Self-Consuming Generative Models Go Mad is a phenomenon where generative AI models train on synthetic data produced by other models, creating self-consuming loops. When an AI tries to learn content generated by another AI, it goes mad.
Repeating this process creates a self-consuming loop where the training data becomes chaotic. Without fresh real data, future generative models are doomed to failure.
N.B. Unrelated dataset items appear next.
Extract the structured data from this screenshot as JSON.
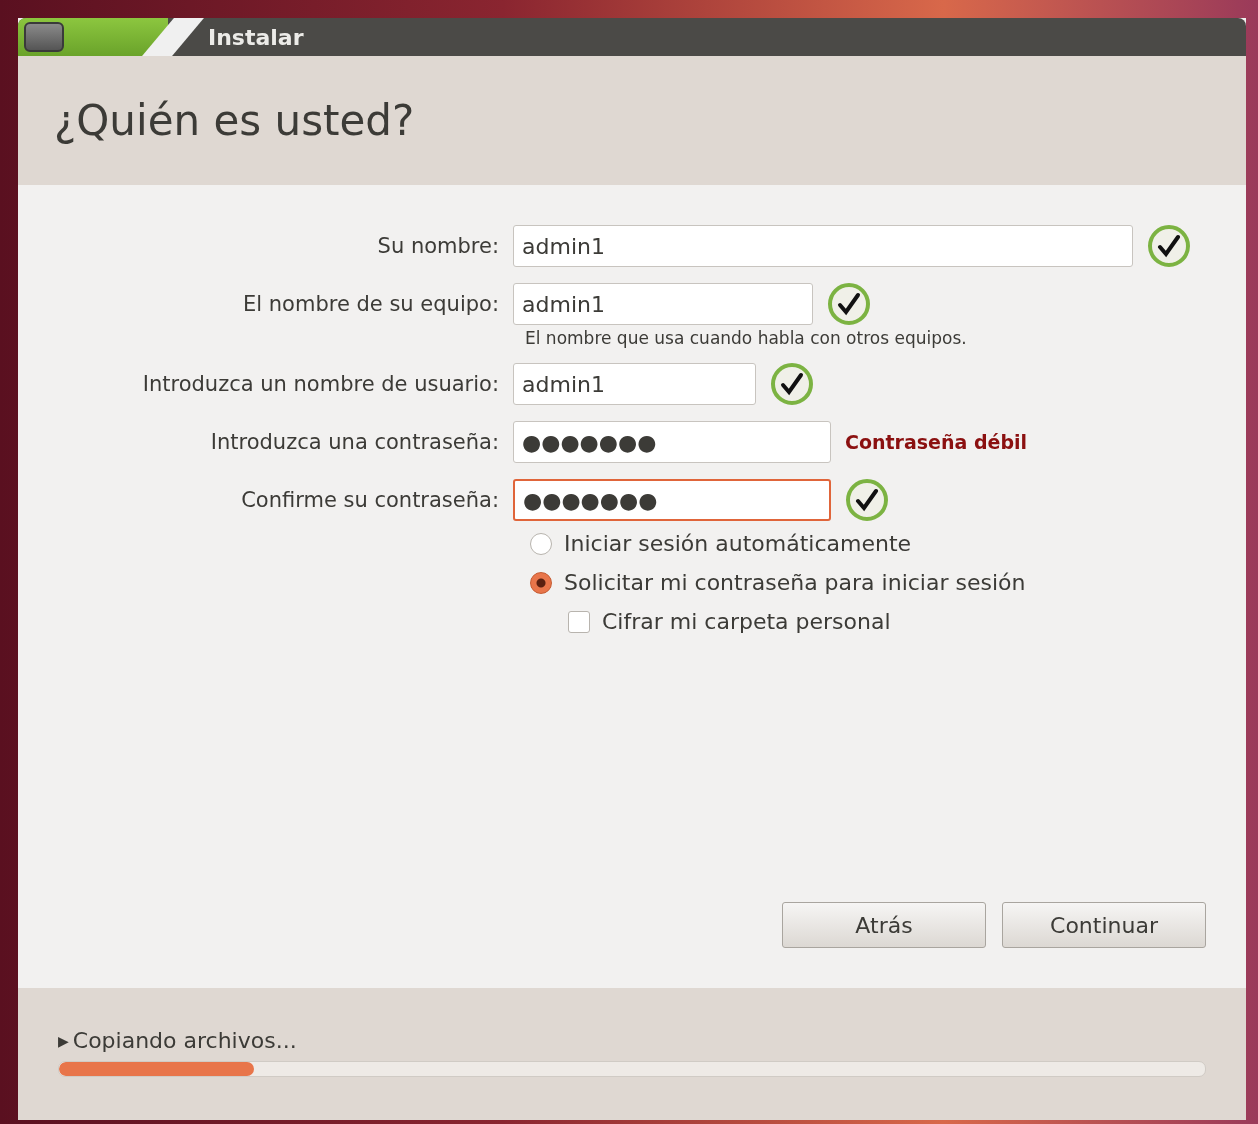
{
  "window": {
    "title": "Instalar"
  },
  "heading": "¿Quién es usted?",
  "fields": [
    {
      "label": "Su nombre:",
      "value": "admin1",
      "focused": false,
      "status": {
        "kind": "check"
      }
    },
    {
      "label": "El nombre de su equipo:",
      "value": "admin1",
      "focused": false,
      "status": {
        "kind": "check"
      },
      "hint": "El nombre que usa cuando habla con otros equipos."
    },
    {
      "label": "Introduzca un nombre de usuario:",
      "value": "admin1",
      "focused": false,
      "status": {
        "kind": "check"
      }
    },
    {
      "label": "Introduzca una contraseña:",
      "value": "●●●●●●●",
      "focused": false,
      "status": {
        "kind": "message",
        "text": "Contraseña débil"
      }
    },
    {
      "label": "Confirme su contraseña:",
      "value": "●●●●●●●",
      "focused": true,
      "status": {
        "kind": "check"
      }
    }
  ],
  "login_options": [
    {
      "label": "Iniciar sesión automáticamente",
      "selected": false
    },
    {
      "label": "Solicitar mi contraseña para iniciar sesión",
      "selected": true
    }
  ],
  "encrypt_home": {
    "label": "Cifrar mi carpeta personal",
    "checked": false
  },
  "buttons": [
    "Atrás",
    "Continuar"
  ],
  "progress": {
    "label": "Copiando archivos...",
    "expander": "▶",
    "level": 0.17
  }
}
This autophagy process leads to a gradual decrease in quality and a dilution of diversity in the generated content. The model then produces incoherent and redundant outputs.
If the model is not exposed to a sufficient variety of examples, it fails to learn significant patterns and generates repetitive outputs.
By focusing only on its own production, it moves away from reality and generates aberrant results.
Finally, it suffers from overfitting: it memorizes insignificant details and loses its ability to generalize. It then reproduces its own biases infinitely.
In some scenarios, generative models can become "mad" or malfunction in unexpected, even self-destructive ways. For example, a model might prioritize novelty to the point of exploring increasingly unstable territories.
The lack of regulation exposes the model to runaway behavior, where content becomes extreme, offensive, or shocking. We then risk no longer understanding the results generated by the model.
This speculative notion highlights the concerns associated with the use of autonomous or poorly controlled AI models. It is an important reflection on how to design and regulate these technologies responsibly.
In summary, when AI models train on their own data, they isolate themselves from the real world and its values. Like inbreeding in nature, where reproduction between genetically close individuals leads to a depletion of the gene pool and the accumulation of defects, this cognitive closure causes intellectual impoverishment and progressive drift: AIs go mad!